28th Harvest Week <> November 6 - 12, 2000

Jerusalem Artichokes
from "Jane Brody's Good Food Book"

This vegetable, also called a sunchoke, is neither from Jerusalem (it is an American native), nor does it bear any resem-blance to a globe artichoke. Rather, it looks like a knobby root or potato. Actually, it is a tuber of a plant related to the sunflower, and was widely cultivated by American Indians. Sunchokes have a sweet, nutty flavor similar to that of an artichoke, and can be boiled or steamed like potatoes (to avoid blackening, do not use an aluminum pan), sautéed, or peeled, sliced, and eaten raw. Wrapped in plastic, they will keep in the refrigerator for about a week. Sunchokes contain a type of sugar, insulin, that can be safely consumed by diabetics. They are a source of calcium, iron, and magnesium.

Spicy & Sweet Chinese Cabbage
from the "Rolling Prairie Cookbook"
Serves 4

"The sweetness of golden raisins contrasts with the heat of hot pepper flakes in this quick and easy stir-fry featuring Chinese cabbage. How much hot pepper you use is up to your taste & tolerance -- it is quite delicious when slightly scorching hot. Serve with basmati rice as a side dish to accompany barbecued tempeh or pan-fried tofu."

1 tbsp. peanut oil
1 1/2 lbs. Chinese cabbage, thinly sliced (8 - 10 cups)
2 tsp. finely grated ginger root
crushed hot pepper flakes, to taste
1/4 C golden raisins, soaked in 1/2 C warm water, then drained
1 tbsp. honey or brown sugar
1 tbsp. cider vinegar
1/2 tsp. salt

Heat oil in deep skillet or wok over medium-high heat. Add cabbage, ginger and hot pepper flakes. Stir-fry for 2 minutes, stirring constantly.  Reduce heat to medium. Mix sweetener and vinegar together and pour over cabbage mixture. Toss in raisins, season with salt. Cook for approximately 3 more minutes, stirring often. Cabbage should be wilted but still slightly crunchy. Serve immediately.

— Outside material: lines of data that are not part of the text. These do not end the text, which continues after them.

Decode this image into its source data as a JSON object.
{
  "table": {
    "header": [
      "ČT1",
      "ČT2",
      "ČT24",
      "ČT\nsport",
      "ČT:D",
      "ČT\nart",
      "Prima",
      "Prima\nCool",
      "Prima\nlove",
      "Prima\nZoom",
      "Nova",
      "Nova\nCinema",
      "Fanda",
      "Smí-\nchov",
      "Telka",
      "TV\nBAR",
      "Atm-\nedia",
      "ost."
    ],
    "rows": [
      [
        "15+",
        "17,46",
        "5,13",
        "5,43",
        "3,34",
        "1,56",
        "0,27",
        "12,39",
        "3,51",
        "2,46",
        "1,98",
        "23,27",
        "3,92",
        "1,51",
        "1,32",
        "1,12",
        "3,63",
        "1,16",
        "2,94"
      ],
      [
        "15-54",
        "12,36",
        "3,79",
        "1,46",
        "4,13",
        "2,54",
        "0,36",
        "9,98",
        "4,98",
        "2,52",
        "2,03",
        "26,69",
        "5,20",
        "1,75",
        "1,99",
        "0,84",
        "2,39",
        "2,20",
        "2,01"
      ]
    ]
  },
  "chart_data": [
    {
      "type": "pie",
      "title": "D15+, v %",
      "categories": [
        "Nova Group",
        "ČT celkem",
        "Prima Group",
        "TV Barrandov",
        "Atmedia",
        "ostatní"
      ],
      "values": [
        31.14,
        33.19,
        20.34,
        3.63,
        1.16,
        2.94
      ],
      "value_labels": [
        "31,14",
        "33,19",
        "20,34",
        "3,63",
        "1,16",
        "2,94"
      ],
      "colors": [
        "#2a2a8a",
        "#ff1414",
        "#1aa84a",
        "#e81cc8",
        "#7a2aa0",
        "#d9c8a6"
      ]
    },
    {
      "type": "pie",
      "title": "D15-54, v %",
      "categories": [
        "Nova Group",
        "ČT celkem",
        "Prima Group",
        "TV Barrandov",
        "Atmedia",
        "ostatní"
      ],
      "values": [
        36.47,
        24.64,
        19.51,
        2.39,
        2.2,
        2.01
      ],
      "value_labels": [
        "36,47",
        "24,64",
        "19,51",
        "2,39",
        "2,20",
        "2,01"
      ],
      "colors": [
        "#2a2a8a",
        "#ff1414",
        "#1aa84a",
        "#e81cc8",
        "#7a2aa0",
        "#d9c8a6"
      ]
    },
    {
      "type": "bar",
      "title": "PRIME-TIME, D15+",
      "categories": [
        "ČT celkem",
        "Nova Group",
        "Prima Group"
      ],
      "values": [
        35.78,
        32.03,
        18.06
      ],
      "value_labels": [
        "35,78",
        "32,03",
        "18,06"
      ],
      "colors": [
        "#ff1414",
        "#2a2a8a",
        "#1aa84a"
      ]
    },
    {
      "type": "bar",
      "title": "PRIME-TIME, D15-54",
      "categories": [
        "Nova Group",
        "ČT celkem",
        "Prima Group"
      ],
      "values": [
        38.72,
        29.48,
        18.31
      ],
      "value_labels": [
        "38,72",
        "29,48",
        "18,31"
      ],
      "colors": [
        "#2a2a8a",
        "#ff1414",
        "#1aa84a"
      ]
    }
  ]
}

**and** (the following was not in the paper version of the newsletter as there was not enough room, but as I was reading and looking for recipes I found this, and I thought it sounded useful and informative, so I am including it here -- debbie)

about Chinese Cabbage
also from the "Rolling Prairie Cookbook", a book whose author belongs to a CSA collective in Kansas!

"Also known as Napa Cabbage, Chinese Celery cabbage, or a host of other familiar and unfamiliar names, it refers broadly to that group of Brassica that are thinner-leafed than the more common head cabbage. The type of Chinese cabbage we're referring to here usually is a pale green, upright head with fanned out, highly veined, almost crinkled leaves. Chinese cabbage is juicy, tender, and much more mild than regular head cabbage -- so much so that you may even be able to convince a hesitant cabbage-eater to enjoy it either raw or cooked into a delicious stir-fry.
Handling: Chinese cabbage heads are often fairly large, which is okay since this watery vegetable cooks down considerably. It also stores well in the refrigerator, so if you have half a head left over you'll have time to make up another creative use for it. Your cabbage should have a somewhat firm head with no signs of browning. Keep the cabbage stored in a sealed plastic bag -- it will keep for up to two weeks if you're going to use it in a cooked dish. Eat it sooner if you want it crisp and raw for salads or dippers.
Simple Preparation: Separate leaves from the stalk and rinse carefully to remove soil and debris. Cut ribbons of the whole leaf to add to salads or as a last-minute addition to delicate clear broths and soups. For dipping, trim the leaves from the stalks and use like celery. You can prepare Chinese cabbage as a simple side dish by lightly stir-frying ribbons or large pieces of the whole leaf in a bit of hot sesame or peanut oil along with some crushed or minced garlic. Sprinkle lightly with soy sauce and stir until just wilted but still tender-crisp."